Dr. Pomerantz applied for and was awarded a Whiting Foundation fellowship to support five days at the International Youth Library in Munich, Germany for the further development of her graduate course Literature for Children. The project goals are to: 1) identify, evaluate and collect high quality international children’s literature to promote intercultural understanding, 2) explore pre-service and in-service teachers’ attitudes towards these books and topics, and 3) increase teachers’ knowledge and use of international children’s books, particularly those that can broaden children’s views of the world and present stories in ways that demand complex, inferential thinking.
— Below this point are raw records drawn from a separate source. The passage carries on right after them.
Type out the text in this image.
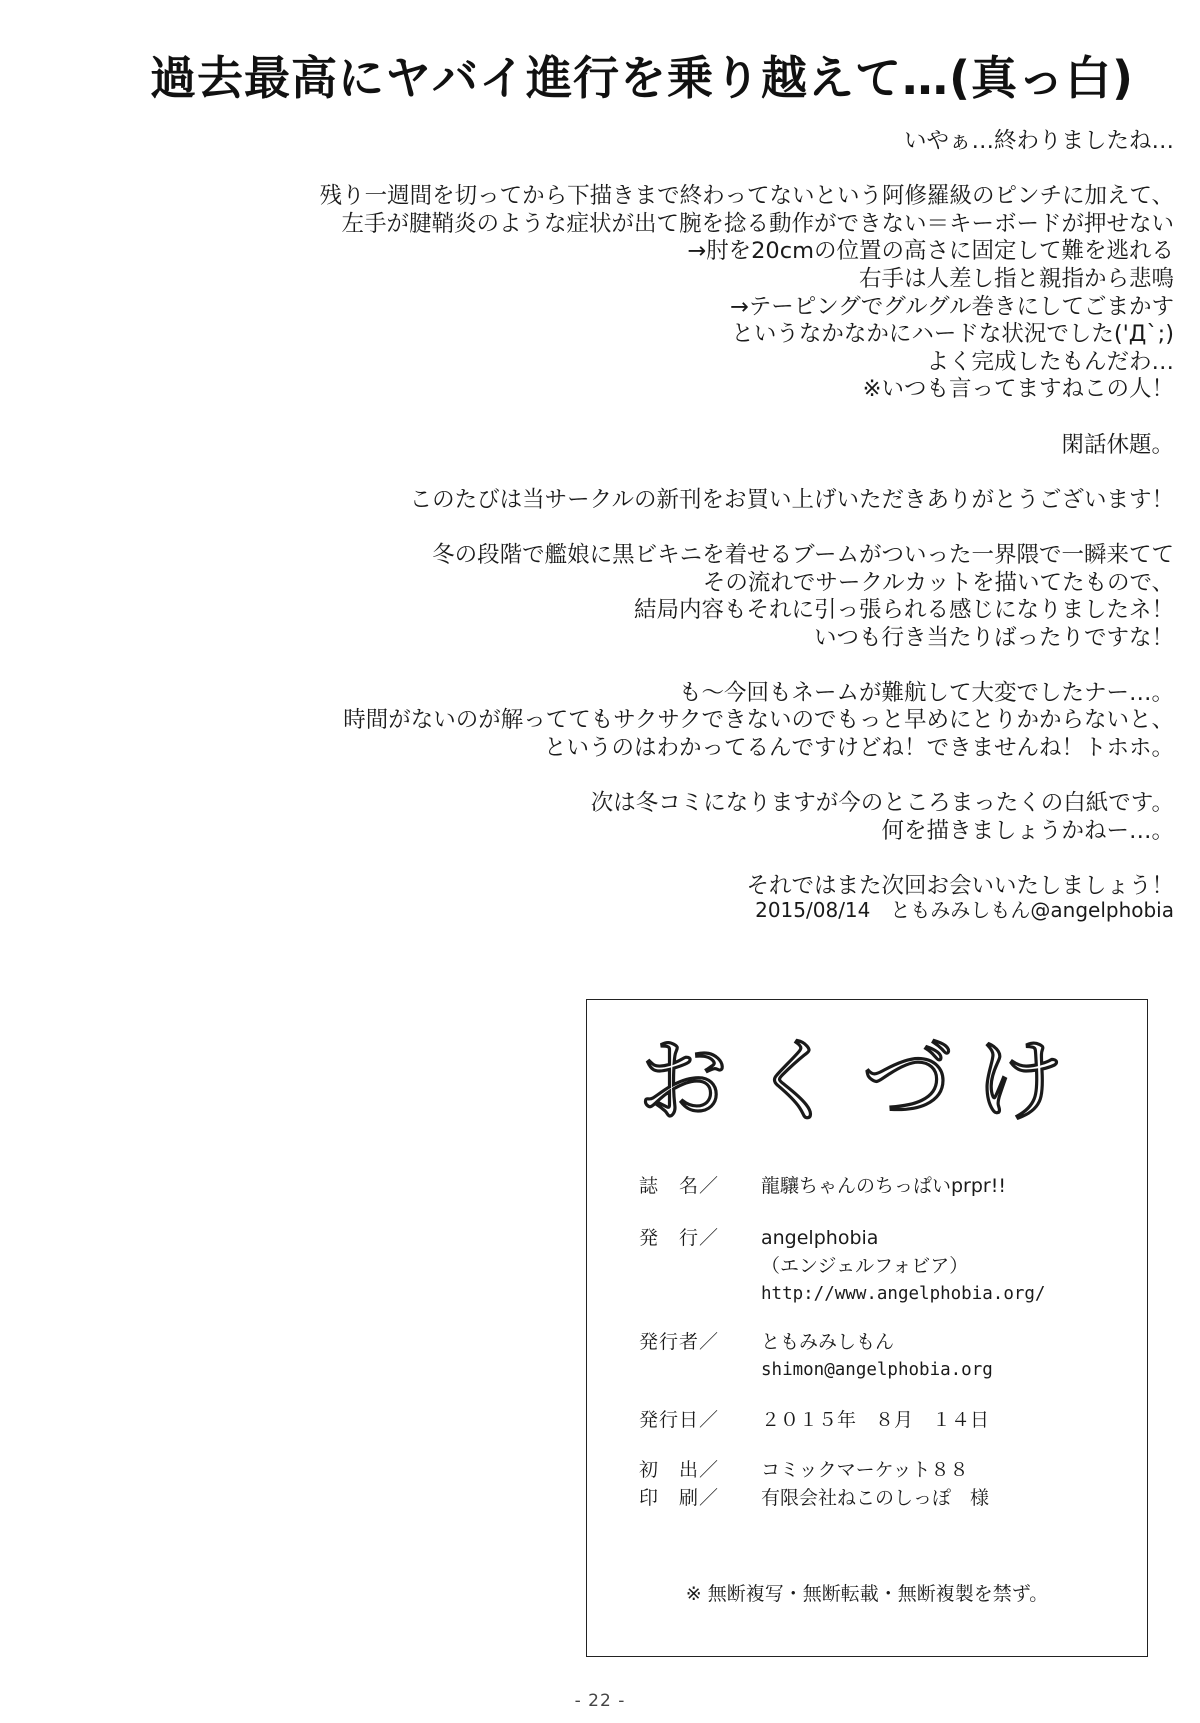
過去最高にヤバイ進行を乗り越えて…(真っ白)
いやぁ…終わりましたね…
残り一週間を切ってから下描きまで終わってないという阿修羅級のピンチに加えて、
左手が腱鞘炎のような症状が出て腕を捻る動作ができない＝キーボードが押せない
→肘を20cmの位置の高さに固定して難を逃れる
右手は人差し指と親指から悲鳴
→テーピングでグルグル巻きにしてごまかす
というなかなかにハードな状況でした('Д`;)
よく完成したもんだわ…
※いつも言ってますねこの人！
閑話休題。
このたびは当サークルの新刊をお買い上げいただきありがとうございます！
冬の段階で艦娘に黒ビキニを着せるブームがついった一界隈で一瞬来てて
その流れでサークルカットを描いてたもので、
結局内容もそれに引っ張られる感じになりましたネ！
いつも行き当たりばったりですな！
も～今回もネームが難航して大変でしたナー…。
時間がないのが解っててもサクサクできないのでもっと早めにとりかからないと、
というのはわかってるんですけどね！できませんね！トホホ。
次は冬コミになりますが今のところまったくの白紙です。
何を描きましょうかねー…。
それではまた次回お会いいたしましょう！
2015/08/14　ともみみしもん@angelphobia
おくづけ
誌　名／	龍驤ちゃんのちっぱいprpr!!
発　行／	angelphobia
（エンジェルフォビア）
http://www.angelphobia.org/
発行者／	ともみみしもん
shimon@angelphobia.org
発行日／	２０１５年　８月　１４日
初　出／	コミックマーケット８８
印　刷／	有限会社ねこのしっぽ　様
※ 無断複写・無断転載・無断複製を禁ず。
- 22 -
The International Youth Library (IYI) was founded in 1949 by Jella Lepman, a Jewish author and journalist who left Germany during the Nazi period and returned to help children and youth traumatized by the war. Lepman believed children’s books could be a way to build bridges between nations that had been in conflict during the war and develop tolerance and empathy. Lepman wrote: “Let us begin with the children to slowly straighten out this utterly confused world. The children will show the adults the way” (http://www.ijb.de/en/about-us/iyl-history.html). The IYI collects children’s literature from around the globe in order to foster inter-cultural understanding. The first and largest youth library in the world, it now contains over half a million books in 130 languages and the collection spans four hundred years.
The Marion and Jasper Whiting Foundation awards fellowships to New England professors “to study abroad or at some location or locations other than that with which they are most closely associated. The aim is to stimulate and broaden the minds of teachers so as to improve and enhance the quality of their instruction.”